# Figure Skating Bloopers



## David Baxter PhD (Feb 18, 2010)

YouTube - My Montage about Figure Skating Falls

YouTube - Ouch On Ice: 2008 Olympics Preview

YouTube - Ice Skating Bloopers!


----------



## Retired (Feb 18, 2010)

O-U-C-H!  I had trouble _sitting_ through that!


----------



## Domo (Feb 19, 2010)

They do a good job of not slicing up their limbs :lol:

I am impressed by how quickly they get back up too, i would be like this

YouTube - Family Guy - Peter's Knee


----------



## David Baxter PhD (Feb 19, 2010)

Lois does it too:

YouTube - Lois Falls

Nancy Kerrigan did it differently:

YouTube - NANCY KERRIGAN ATTACK DETROIT 1994


----------



## Domo (Feb 19, 2010)

:lol: Lois.

I forgot about that Nancy Kerrigan thing. How horrible.


----------



## David Baxter PhD (Feb 19, 2010)

It was. On the other hand, Kerrigan went on to further success. Harding went on to... well, notoriety and infamy, including celebrity boxing and other attention-seeking ventures and a new phrase in American usage: President Obama not all that long ago talked about "not pulling a Tonya Harding".

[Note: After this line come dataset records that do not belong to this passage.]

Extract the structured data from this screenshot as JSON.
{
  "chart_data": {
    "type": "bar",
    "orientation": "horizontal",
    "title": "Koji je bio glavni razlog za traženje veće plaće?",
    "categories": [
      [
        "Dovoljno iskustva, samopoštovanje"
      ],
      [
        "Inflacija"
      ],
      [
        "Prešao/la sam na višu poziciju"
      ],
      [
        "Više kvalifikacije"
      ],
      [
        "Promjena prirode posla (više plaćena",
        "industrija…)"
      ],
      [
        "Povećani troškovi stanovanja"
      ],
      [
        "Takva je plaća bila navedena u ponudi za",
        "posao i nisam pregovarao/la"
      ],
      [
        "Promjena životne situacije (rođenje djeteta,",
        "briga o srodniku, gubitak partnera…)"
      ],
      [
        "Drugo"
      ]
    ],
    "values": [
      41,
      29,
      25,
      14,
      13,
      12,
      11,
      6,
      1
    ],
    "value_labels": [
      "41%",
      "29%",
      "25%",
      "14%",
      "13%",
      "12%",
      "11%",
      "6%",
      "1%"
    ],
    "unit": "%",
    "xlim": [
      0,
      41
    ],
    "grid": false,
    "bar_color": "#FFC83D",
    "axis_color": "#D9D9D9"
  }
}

http://www.youtube.com/watch?v=BNgeWDir404


----------



## Domo (Feb 19, 2010)

Well she's an interesting character


----------



## Murray (Feb 23, 2010)

I'm watching the women's figure skating program right now and I have to say that it amazes me what they can do. I'm lucky if I can just walk without tripping over my feet :lol:

I am ashamed to admit that I did get quite a giggle from those blooper clips, though.


----------



## Domo (Feb 23, 2010)

Murray said:


> I'm lucky if I can just walk without tripping over my feet :lol:


:lol: 

Don't be ashamed to admit that you giggled, we all did the same thing  .....well i did anyway!


----------



## Murray (Feb 23, 2010)

I just figure that since I could barely walk, it was pretty lousy of me to laugh when someone falls doing a quad on ice. But I did 

I have to say that I also got a kick out of the "Lois Falls" Family Guy clip above.


----------



## Domo (Feb 23, 2010)

Hehe yeah, i love Family Guy. In one of their Star Wars movies there was a giant camel robot thing that fell over and did the same thing :lol:

I tried to find a video of it but couldn't see it.


----------



## Banned (Feb 24, 2010)

I remember taking figure skating lessons when I was a kid.  Actually, that should be figure skating "lesson".  I pretty much knew after the first one that this wasn't really my calling, so I quit.  I did gymnastics instead.

I broke my leg in three places a few years ago simply walking on ice.  I can't imagine trying to do spins and flips and twirls.  I'm almost convinced they're crazy :lol:.


----------